Because of the increasing age of the electric plant and the availability of upgraded DX class diesel locomotives, the electrification was decommissioned in July 1997 and the equipment removed. This marked the end of electrification in the South Island.

===Post-electrification===
In July 2013, partly as a result of the Pike River Mine disaster, concerns about the fire risk in the tunnel prompted KiwiRail to begin bussing passengers from Arthur's Pass to Otira, rather than traversing the tunnel. Over the following months, additional fire suppression equipment was installed in the tunnel and carriages, and passenger transit resumed in November. The buildup of soot and coaldust on the tunnel walls continued to pose a hazard; in 2018 the tunnel was thoroughly cleaned. The cleaning required the construction of a specialised water treatment plant. Beginning in 2021, an emulsion is now sprayed automatically onto coal trucks entering the tunnel, to suppress coal dust from being distributed in the tunnel.

In 2023, KiwiRail hosted a special commemorative TranzAlpine service to celebrate the tunnel's centenary.

==Modern operation==
Because the tunnel was only designed for electrified locomotives, ventilation of engine fumes for KiwiRail's modern diesel locomotives is a problem. To overcome the fume problem, a combination of a door and fans are used, similar to that used in the Cascade Tunnel in the United States of America, which was also once electrified. After a train enters the tunnel from the Otira end, an air-lock door closes off the entrance, and a large fan extracts the fumes behind the train. Once the fumes have been extracted, the door is reopened. Because of the fumes, the TranzAlpine's observation cars are closed for the trip through the tunnel, and passenger journeys are restricted to only AK class carriages.

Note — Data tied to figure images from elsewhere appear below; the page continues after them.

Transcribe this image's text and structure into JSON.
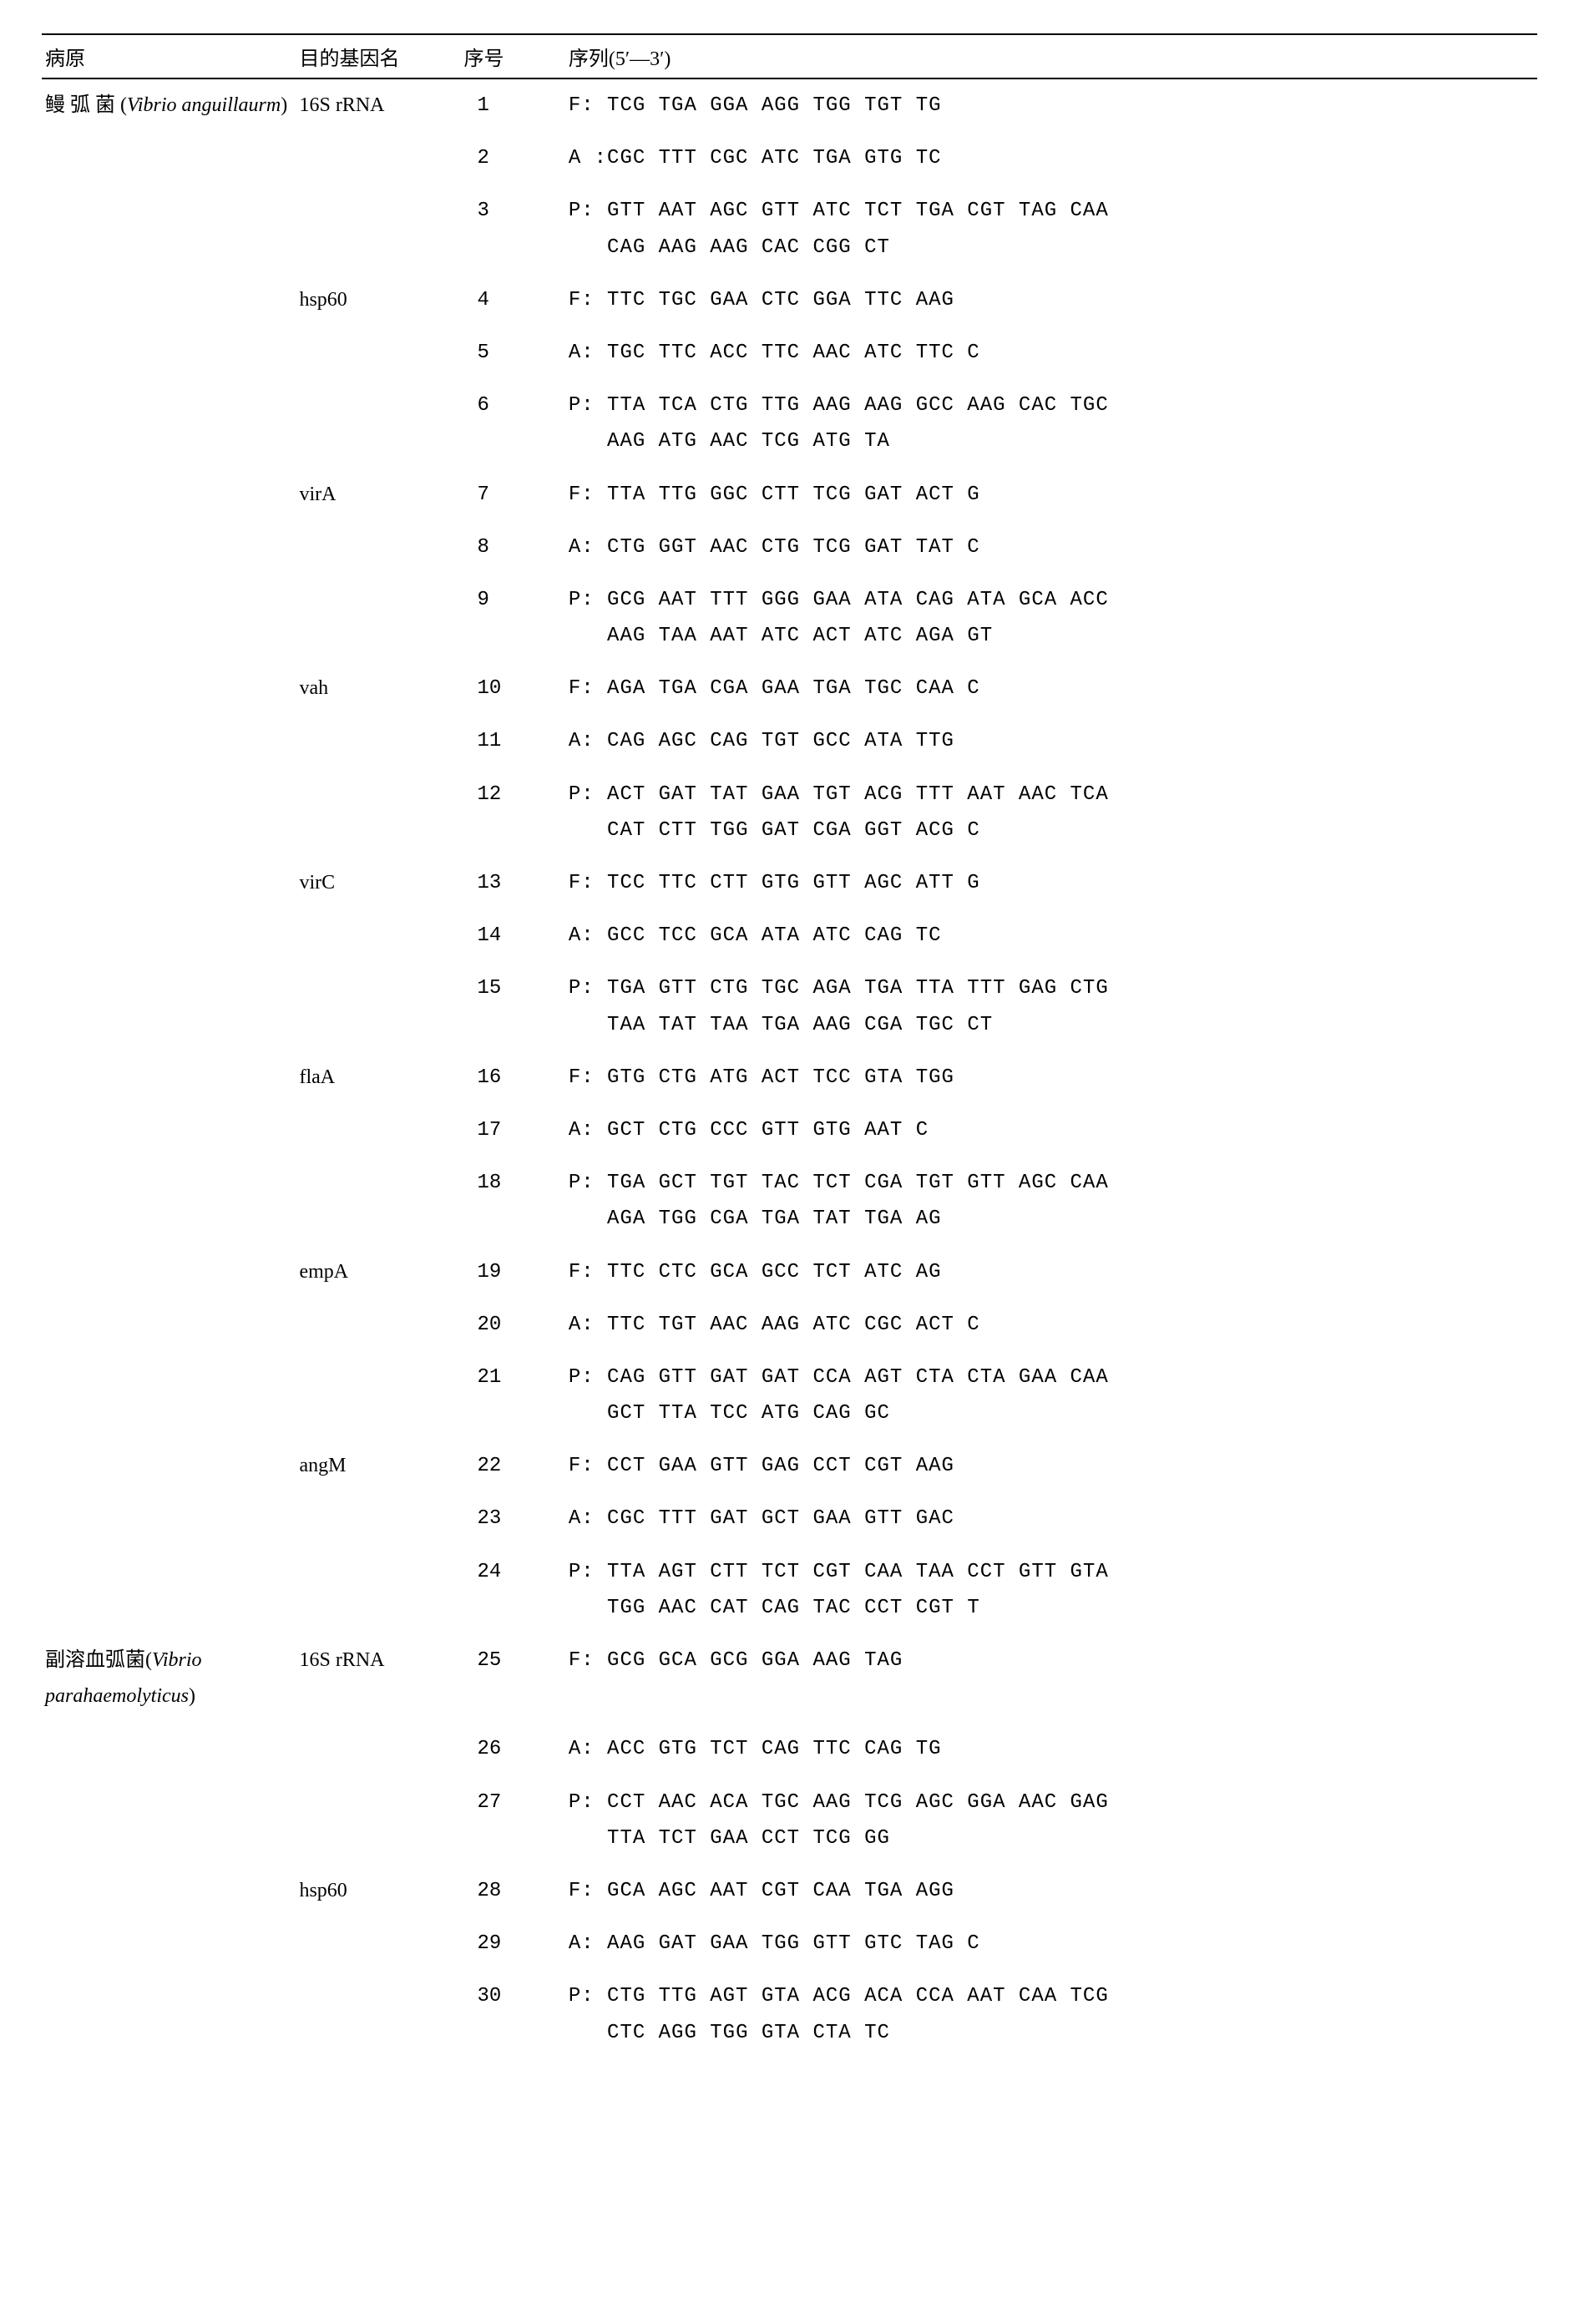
{
  "headers": {
    "pathogen": "病原",
    "gene": "目的基因名",
    "seqno": "序号",
    "sequence": "序列(5′—3′)"
  },
  "rows": [
    {
      "pathogen_cn": "鳗 弧 菌 (",
      "pathogen_latin": "Vibrio anguillaurm",
      "pathogen_close": ")",
      "gene": "16S rRNA",
      "no": "1",
      "seq": "F: TCG TGA GGA AGG TGG TGT TG"
    },
    {
      "pathogen_cn": "",
      "pathogen_latin": "",
      "pathogen_close": "",
      "gene": "",
      "no": "2",
      "seq": "A :CGC TTT CGC ATC TGA GTG TC"
    },
    {
      "gene": "",
      "no": "3",
      "seq": "P: GTT AAT AGC GTT ATC TCT TGA CGT TAG CAA\n   CAG AAG AAG CAC CGG CT"
    },
    {
      "gene": "hsp60",
      "no": "4",
      "seq": "F: TTC TGC GAA CTC GGA TTC AAG"
    },
    {
      "gene": "",
      "no": "5",
      "seq": "A: TGC TTC ACC TTC AAC ATC TTC C"
    },
    {
      "gene": "",
      "no": "6",
      "seq": "P: TTA TCA CTG TTG AAG AAG GCC AAG CAC TGC\n   AAG ATG AAC TCG ATG TA"
    },
    {
      "gene": "virA",
      "no": "7",
      "seq": "F: TTA TTG GGC CTT TCG GAT ACT G"
    },
    {
      "gene": "",
      "no": "8",
      "seq": "A: CTG GGT AAC CTG TCG GAT TAT C"
    },
    {
      "gene": "",
      "no": "9",
      "seq": "P: GCG AAT TTT GGG GAA ATA CAG ATA GCA ACC\n   AAG TAA AAT ATC ACT ATC AGA GT"
    },
    {
      "gene": "vah",
      "no": "10",
      "seq": "F: AGA TGA CGA GAA TGA TGC CAA C"
    },
    {
      "gene": "",
      "no": "11",
      "seq": "A: CAG AGC CAG TGT GCC ATA TTG"
    },
    {
      "gene": "",
      "no": "12",
      "seq": "P: ACT GAT TAT GAA TGT ACG TTT AAT AAC TCA\n   CAT CTT TGG GAT CGA GGT ACG C"
    },
    {
      "gene": "virC",
      "no": "13",
      "seq": "F: TCC TTC CTT GTG GTT AGC ATT G"
    },
    {
      "gene": "",
      "no": "14",
      "seq": "A: GCC TCC GCA ATA ATC CAG TC"
    },
    {
      "gene": "",
      "no": "15",
      "seq": "P: TGA GTT CTG TGC AGA TGA TTA TTT GAG CTG\n   TAA TAT TAA TGA AAG CGA TGC CT"
    },
    {
      "gene": "flaA",
      "no": "16",
      "seq": "F: GTG CTG ATG ACT TCC GTA TGG"
    },
    {
      "gene": "",
      "no": "17",
      "seq": "A: GCT CTG CCC GTT GTG AAT C"
    },
    {
      "gene": "",
      "no": "18",
      "seq": "P: TGA GCT TGT TAC TCT CGA TGT GTT AGC CAA\n   AGA TGG CGA TGA TAT TGA AG"
    },
    {
      "gene": "empA",
      "no": "19",
      "seq": "F: TTC CTC GCA GCC TCT ATC AG"
    },
    {
      "gene": "",
      "no": "20",
      "seq": "A: TTC TGT AAC AAG ATC CGC ACT C"
    },
    {
      "gene": "",
      "no": "21",
      "seq": "P: CAG GTT GAT GAT CCA AGT CTA CTA GAA CAA\n   GCT TTA TCC ATG CAG GC"
    },
    {
      "gene": "angM",
      "no": "22",
      "seq": "F: CCT GAA GTT GAG CCT CGT AAG"
    },
    {
      "gene": "",
      "no": "23",
      "seq": "A: CGC TTT GAT GCT GAA GTT GAC"
    },
    {
      "gene": "",
      "no": "24",
      "seq": "P: TTA AGT CTT TCT CGT CAA TAA CCT GTT GTA\n   TGG AAC CAT CAG TAC CCT CGT T"
    },
    {
      "pathogen_cn": "副溶血弧菌(",
      "pathogen_latin": "Vibrio parahaemolyticus",
      "pathogen_close": ")",
      "gene": "16S rRNA",
      "no": "25",
      "seq": "F: GCG GCA GCG GGA AAG TAG"
    },
    {
      "gene": "",
      "no": "26",
      "seq": "A: ACC GTG TCT CAG TTC CAG TG"
    },
    {
      "gene": "",
      "no": "27",
      "seq": "P: CCT AAC ACA TGC AAG TCG AGC GGA AAC GAG\n   TTA TCT GAA CCT TCG GG"
    },
    {
      "gene": "hsp60",
      "no": "28",
      "seq": "F: GCA AGC AAT CGT CAA TGA AGG"
    },
    {
      "gene": "",
      "no": "29",
      "seq": "A: AAG GAT GAA TGG GTT GTC TAG C"
    },
    {
      "gene": "",
      "no": "30",
      "seq": "P: CTG TTG AGT GTA ACG ACA CCA AAT CAA TCG\n   CTC AGG TGG GTA CTA TC"
    }
  ]
}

In 2013 the Rail and Maritime Transport Union recommended re-electrifying the tunnel to reduce the risk that fumes pose to KiwiRail staff.

The steep grade and poor ventilation presents a challenge for modern diesel locomotives. Additional power is required for the uphill climb to prevent overheating, and additional braking is required for the descent. Due to this, the use of as many as four banker locomotives is required for trains moving through the tunnel.

There is continuous radio coverage for KiwiRail's VHF operation radios inside the tunnel.

As of 2013, the majority of journeys through the tunnel are hauling coal from the west coast to Lyttelton port, with as many as 7 or 8 return journeys per day. Each coal train carries a total of 2,160 tonnes of coal in 30 uncovered wagons. There are also two daily return freight journeys, and the TranzAlpine passenger return service.